In fact, the opposite is true. When the Title II ruling came up during cable and phone company quarterly investor calls, the providers’ answer was the same: Net Neutrality rules hadn’t hurt their deployment or investment plans one bit.  By the end of 2015, the business picture became even clearer: the largest companies — including AT&T, Comcast and Time Warner Cable — are investing in broadband at record levels. Net Neutrality be damned!

In December, the case against the FCC order went before the US Court of Appeals for the DC Circuit, which consolidated the ten industry suits into one.
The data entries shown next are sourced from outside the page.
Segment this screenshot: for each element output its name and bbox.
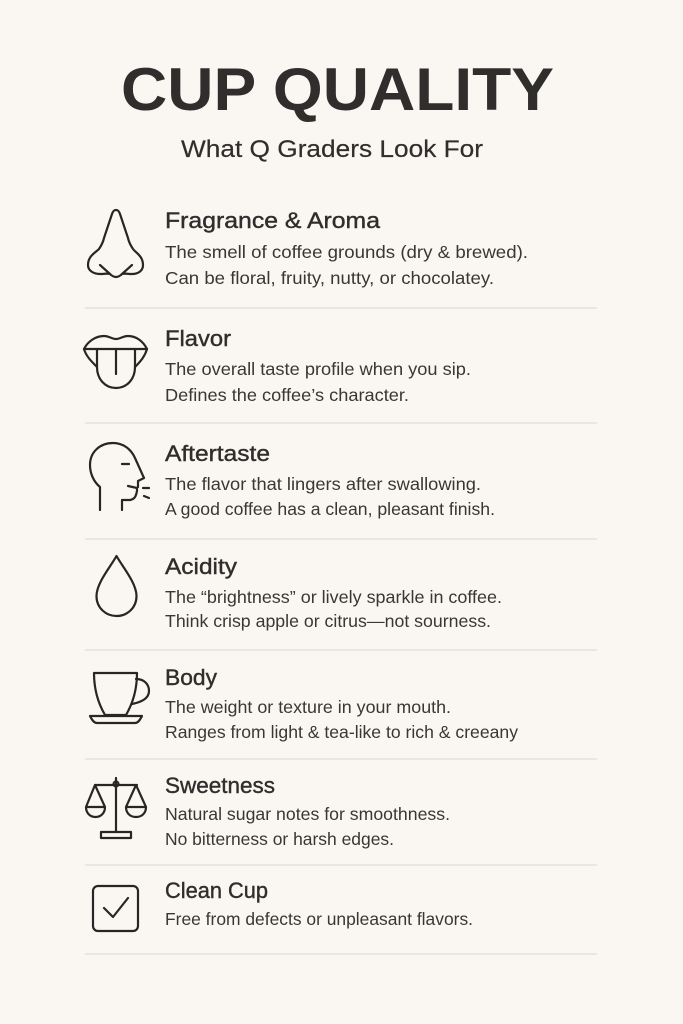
heading: Sweetness xyxy=(165,773,275,798)
icon: tongue xyxy=(84,336,147,388)
row: sweetness xyxy=(86,773,450,849)
row: flavor xyxy=(84,326,471,405)
description xyxy=(165,242,528,288)
description xyxy=(165,587,502,631)
description: Free from defects or unpleasant flavors. xyxy=(165,909,473,929)
description: The weight or texture in your mouth. xyxy=(165,697,451,717)
description xyxy=(165,474,495,519)
description xyxy=(165,804,450,849)
subtitle: What Q Graders Look For xyxy=(181,136,483,163)
heading: Body xyxy=(165,665,217,690)
description xyxy=(165,697,518,742)
title: CUP QUALITY xyxy=(121,56,554,123)
row: body xyxy=(90,665,518,742)
heading: Clean Cup xyxy=(165,878,268,903)
heading: Fragrance & Aroma xyxy=(165,208,381,233)
row: clean cup xyxy=(93,878,473,931)
description: The overall taste profile when you sip. xyxy=(165,359,471,379)
description: The flavor that lingers after swallowing. xyxy=(165,474,481,494)
heading: Acidity xyxy=(165,554,237,579)
description xyxy=(165,359,471,405)
icon: cup and saucer xyxy=(90,673,149,723)
heading: Flavor xyxy=(165,326,231,351)
icon: nose xyxy=(88,210,143,277)
heading: Aftertaste xyxy=(165,441,270,466)
row: acidity xyxy=(96,554,502,631)
description: A good coffee has a clean, pleasant finish. xyxy=(165,499,495,519)
description: Natural sugar notes for smoothness. xyxy=(165,804,450,824)
description: The smell of coffee grounds (dry & brewed). xyxy=(165,242,528,262)
icon: drop xyxy=(96,556,136,616)
description: Defines the coffee’s character. xyxy=(165,385,409,405)
description: The “brightness” or lively sparkle in coffee. xyxy=(165,587,502,607)
icon: head profile xyxy=(90,443,149,510)
icon: checkbox xyxy=(93,886,138,931)
description: No bitterness or harsh edges. xyxy=(165,829,394,849)
row: aftertaste xyxy=(90,441,495,519)
row: fragrance and aroma xyxy=(88,208,528,288)
description: Can be floral, fruity, nutty, or chocolatey. xyxy=(165,268,494,288)
description: Think crisp apple or citrus—not sourness. xyxy=(165,611,491,631)
icon: balance scale xyxy=(86,778,146,838)
description: Ranges from light & tea-like to rich & creeany xyxy=(165,722,518,742)
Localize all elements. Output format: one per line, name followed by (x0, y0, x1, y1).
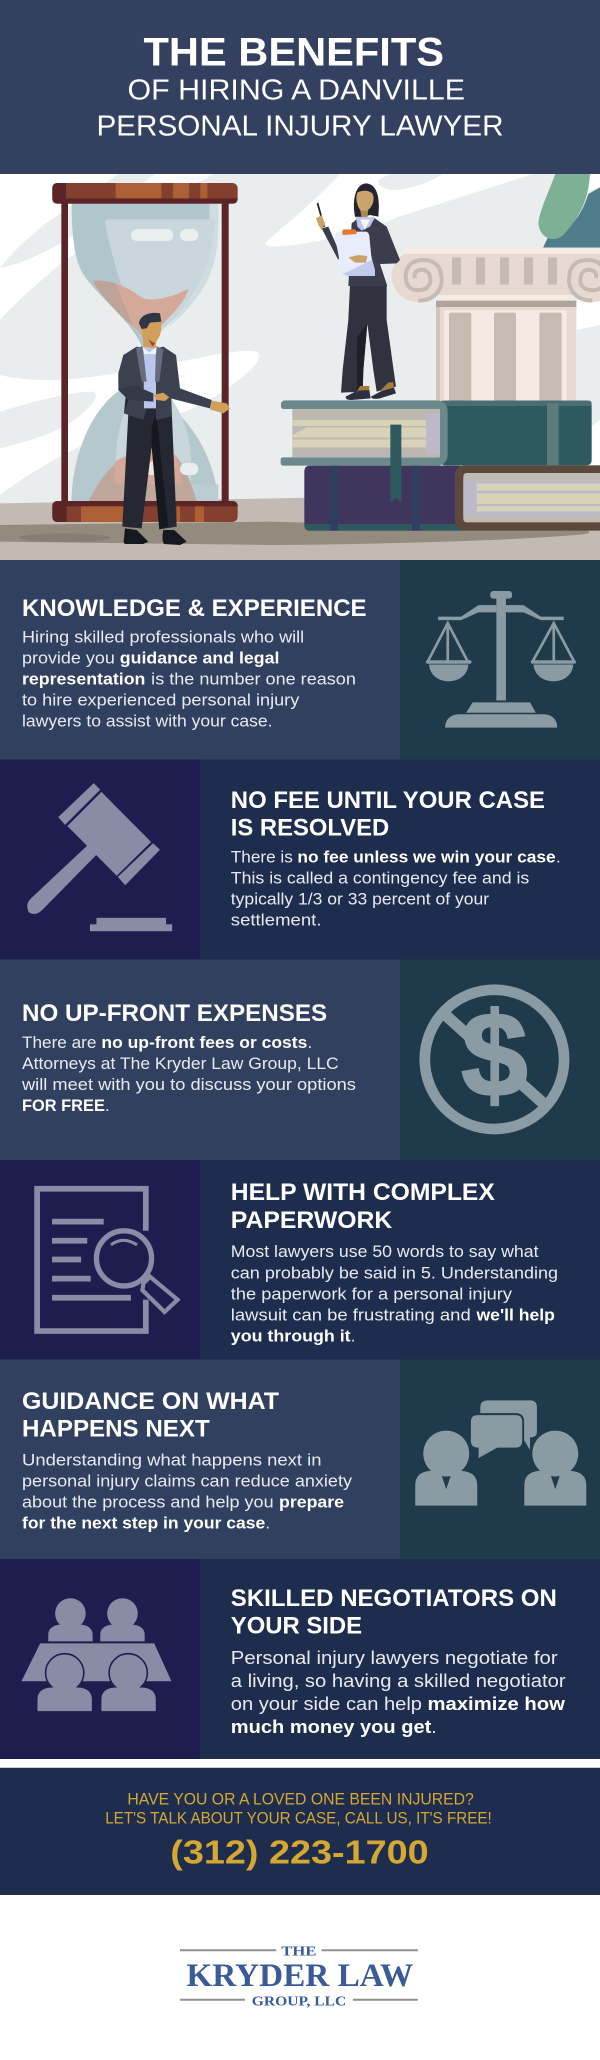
body text: typically 1/3 or 33 percent of your (231, 889, 489, 908)
panel: knowledge and experience (0, 560, 600, 760)
body text: is the number one reason (151, 669, 356, 688)
body text: . (105, 1096, 110, 1115)
body text: Most lawyers use 50 words to say what (231, 1242, 539, 1261)
body text (231, 1647, 566, 1737)
body text: Attorneys at The Kryder Law Group, LLC (22, 1054, 339, 1073)
body text (22, 1450, 353, 1532)
body text: There is (231, 847, 293, 866)
icon: crossed-out dollar sign: $ (461, 989, 528, 1122)
body text: provide you (22, 648, 115, 667)
body text: can probably be said in 5. Understanding (231, 1263, 558, 1282)
column (392, 248, 600, 404)
title: OF HIRING A DANVILLE (128, 75, 465, 107)
phone number: (312) 223-1700 (170, 1834, 429, 1871)
body text: the paperwork for a personal injury (231, 1284, 513, 1303)
body text: . (556, 847, 561, 866)
body text: to hire experienced personal injury (22, 690, 300, 709)
body text: you through it (231, 1326, 351, 1345)
panel: guidance on what happens next (0, 1360, 600, 1559)
body text: Understanding what happens next in (22, 1450, 322, 1469)
logo: The Kryder Law Group, LLC: GROUP, LLC (252, 1994, 346, 2009)
body text: prepare (279, 1492, 344, 1512)
body text: Hiring skilled professionals who will (22, 627, 304, 646)
heading: KNOWLEDGE & EXPERIENCE (22, 595, 367, 622)
body text: There are (22, 1033, 96, 1052)
title: THE BENEFITS (144, 30, 444, 74)
body text: lawsuit can be frustrating and (231, 1305, 471, 1324)
body text: lawyers to assist with your case. (22, 712, 272, 730)
heading: SKILLED NEGOTIATORS ON (231, 1585, 557, 1612)
body text: for the next step in your case (22, 1514, 265, 1532)
panel: no fee until your case is resolved (0, 760, 600, 960)
body text (231, 1242, 558, 1345)
heading: HELP WITH COMPLEX (231, 1179, 495, 1206)
header banner (0, 0, 600, 174)
heading: IS RESOLVED (231, 814, 389, 842)
body text: on your side can help (231, 1693, 422, 1714)
heading (22, 1388, 279, 1442)
body text: no fee unless we win your case (297, 847, 556, 866)
stacked books (281, 400, 600, 531)
heading: HAPPENS NEXT (22, 1415, 210, 1442)
title (96, 30, 504, 143)
body text: FOR FREE (22, 1096, 105, 1115)
title: PERSONAL INJURY LAWYER (96, 111, 504, 143)
heading: GUIDANCE ON WHAT (22, 1388, 279, 1415)
body text: settlement. (231, 910, 322, 930)
call to action banner (0, 1767, 600, 1895)
body text: maximize how (428, 1693, 566, 1714)
heading (231, 787, 545, 842)
panel: skilled negotiators on your side (0, 1559, 600, 1759)
body text: Personal injury lawyers negotiate for (231, 1647, 558, 1668)
icon: two people talking (415, 1400, 586, 1506)
body text: . (351, 1326, 356, 1345)
body text: a living, so having a skilled negotiator (231, 1670, 566, 1691)
hourglass (52, 183, 238, 522)
body text (22, 627, 356, 730)
heading: YOUR SIDE (231, 1612, 362, 1639)
body text (21, 1033, 356, 1115)
illustration: lawyers with hourglass, column and books (0, 174, 600, 560)
icon: gavel (27, 783, 172, 931)
man in suit (118, 313, 230, 545)
body text: This is called a contingency fee and is (231, 868, 529, 887)
call to action text: LET'S TALK ABOUT YOUR CASE, CALL US, IT'S FREE! (105, 1809, 492, 1827)
ground (0, 497, 600, 560)
call to action text: HAVE YOU OR A LOVED ONE BEEN INJURED? (127, 1790, 474, 1808)
logo: The Kryder Law Group, LLC (180, 1945, 418, 2009)
body text (231, 847, 561, 930)
logo: The Kryder Law Group, LLC: THE (281, 1945, 316, 1960)
icon: people around a table (21, 1598, 171, 1711)
body text: much money you get (231, 1716, 431, 1737)
woman with clipboard (316, 183, 400, 400)
body text: representation (22, 669, 145, 688)
heading: PAPERWORK (231, 1207, 393, 1234)
heading: NO FEE UNTIL YOUR CASE (231, 787, 545, 814)
body text: we'll help (475, 1305, 555, 1324)
body text: . (308, 1033, 312, 1052)
logo: The Kryder Law Group, LLC: KRYDER LAW (186, 1958, 413, 1994)
body text: . (431, 1716, 437, 1737)
body text: will meet with you to discuss your options (21, 1075, 356, 1094)
call to action text (105, 1790, 492, 1827)
panel: no up-front expenses (0, 960, 600, 1160)
body text: no up-front fees or costs (101, 1033, 307, 1052)
body text: guidance and legal (120, 648, 279, 667)
body text: . (265, 1514, 270, 1532)
heading (231, 1585, 557, 1639)
panel: help with complex paperwork (0, 1160, 600, 1360)
heading: NO UP-FRONT EXPENSES (22, 1000, 327, 1027)
plant leaves (538, 174, 600, 248)
body text: personal injury claims can reduce anxiety (22, 1471, 353, 1490)
body text: about the process and help you (22, 1492, 274, 1512)
icon: document with magnifier (37, 1189, 178, 1331)
icon: scales of justice (426, 591, 576, 728)
heading (231, 1179, 495, 1234)
icon: crossed-out dollar sign (425, 989, 564, 1129)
In oral arguments before the court, Net Neutrality supporters backed the FCC and again defended the people’s rights to connect and communicate on the Internet.

We’re confident that the panel of judges will agree and uphold the FCC’s ruling. The agency chose the correct legal path to protect the rights Congress preserved for all Internet users. It returned to the solid foundation of the law in Title II, crafted strong safeguards and restored protections for the open communications network that powers our democracy.

At the one-year anniversary of the FCC decision, Net Neutrality advocates await the outcome of the court ruling — which is expected in the coming weeks.

While the struggle to protect the open Internet is ongoing, support for Net Neutrality has only grown. Even Net Neutrality foes now pretend they support the principle. They just oppose any effort to make it enforceable. Such feeble attempts to thread the needle merely demonstrate the grassroots political power behind Net Neutrality.

We’re now looking to November and hope that the next president will champion Net Neutrality with as much passion as the present one.

Whatever the outcome, we know that millions will keep fighting to preserve and protect the open Internet rules we won last February. That’s a certainty Washington shouldn’t bet against.